Jemand sitzt vor verschiedenen Computerbildschirmen und arbeitet.

Algorithmen machen ihr eigenes Ding

Bei automatisierten Entscheidungen passiert etwas mit unseren Daten, aber wir wissen nicht was und warum. Auch staatliche Stellen haben zum aktuellen Zeitpunkt keine Möglichkeit, Algorithmen einzusehen und zu kontrollieren. Das kann eigentlich nicht sein, finden die Verbraucherzentralen auch. Besonders wenn es um sensible Daten geht. Denn eines wissen wir sicher: Algorithmen sind nicht objektiv oder wissenschaftlich. Sie können genauso fehlerhaft oder diskriminierend sein wie die Menschen, die sie gebaut und mit Daten versorgt haben.

Ein Kontrollsystem muss her!

Die Verbraucherzentralen setzen sich dafür ein, dass Systeme, die auf der Basis von Algorithmen Entscheidungen treffen, viel stärker kontrolliert werden. Besonders streng muss die Kontrolle für Systeme sein, die mit sensiblen Daten arbeiten. Denn schließlich nehmen wir als Einzelne, aber auch als Gesellschaft Schaden, wenn Algorithmen gegen geltendes Gesetz wie zum Beispiel das allgemeine Gleichbehandlungsgesetz verstoßen. Deshalb fordern wir ein mehrstufiges Kontrollsystem auf Bundesebene. Und wir möchten auch, dass Unternehmen verpflichtet werden, Verbraucherinnen und Verbrauchern Auskunft darüber zu erteilen, wie risikobehaftete Entscheidungen zustande kommen.

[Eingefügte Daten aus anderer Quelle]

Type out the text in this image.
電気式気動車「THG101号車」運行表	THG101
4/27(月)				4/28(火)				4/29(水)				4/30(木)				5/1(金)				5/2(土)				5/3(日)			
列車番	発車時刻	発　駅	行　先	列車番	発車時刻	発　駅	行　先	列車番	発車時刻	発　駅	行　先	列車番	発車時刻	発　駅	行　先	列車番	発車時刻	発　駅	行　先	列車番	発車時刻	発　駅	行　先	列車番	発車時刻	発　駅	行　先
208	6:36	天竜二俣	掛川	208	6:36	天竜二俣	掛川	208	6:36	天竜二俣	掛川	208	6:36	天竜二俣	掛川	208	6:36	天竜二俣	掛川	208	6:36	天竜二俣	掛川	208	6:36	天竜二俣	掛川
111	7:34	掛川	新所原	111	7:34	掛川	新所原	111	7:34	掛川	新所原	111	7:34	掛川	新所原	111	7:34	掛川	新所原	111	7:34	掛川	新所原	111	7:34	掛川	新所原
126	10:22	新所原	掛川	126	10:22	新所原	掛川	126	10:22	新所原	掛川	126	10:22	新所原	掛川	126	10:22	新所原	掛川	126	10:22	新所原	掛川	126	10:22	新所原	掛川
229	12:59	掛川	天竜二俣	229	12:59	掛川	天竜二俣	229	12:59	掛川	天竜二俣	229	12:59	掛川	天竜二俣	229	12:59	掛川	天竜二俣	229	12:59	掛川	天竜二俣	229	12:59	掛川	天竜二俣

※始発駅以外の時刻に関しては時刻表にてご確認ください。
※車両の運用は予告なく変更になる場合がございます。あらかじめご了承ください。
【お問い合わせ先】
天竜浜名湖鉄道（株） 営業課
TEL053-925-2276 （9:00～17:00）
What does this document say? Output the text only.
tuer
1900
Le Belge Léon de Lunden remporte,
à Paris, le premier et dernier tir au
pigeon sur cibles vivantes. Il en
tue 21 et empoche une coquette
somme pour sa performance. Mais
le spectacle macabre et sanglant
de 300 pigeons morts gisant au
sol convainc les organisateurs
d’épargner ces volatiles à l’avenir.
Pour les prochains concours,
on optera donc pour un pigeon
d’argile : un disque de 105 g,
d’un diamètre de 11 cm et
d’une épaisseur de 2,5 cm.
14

Im Oktober 2019 hat die Datenethikkommission (DEK) der Bundesregierung die zentralen Handlungsempfehlungen zu den Themen Künstliche Intelligenz, algorithmische Systeme und Datenpolitik vorgestellt. Der Verbraucherzentrale Bundesverband (vzbv) hat daran mitgearbeitet. Der vzbv hat die aktuelle Umsetzungsbewertung der Empfehlungen der Datenethikkommission in einem interaktiven Politiktracker und als pdf-Datei zusammengestellt. Mehr über die einzelnen Themen und Empfehlungen können Sie auf der Seite des Verbraucherzentrale Bundesverbands nachlesen.

Auch der Bundesrat fordert mehr Schutz

Mit dem Ruf nach mehr Kontrolle stehen wir nicht allein. Auch der Bundesrat appellierte im Mai 2020 mit einer mehrheitlich gefassten Entscheidung an die Bundesregierung, die geplanten europäischen Leitlinien für eine vertrauenswürdige künstliche Intelligenz  so schnell wie möglich umzusetzen. Die Länderkammer setzte sich außerdem dafür ein, dass „grundrechtssensible Algorithmen“ besonders kontrolliert werden. Dazu zählen zum Beispiel Algorithmen, die Gesichtserkennung ermöglichen.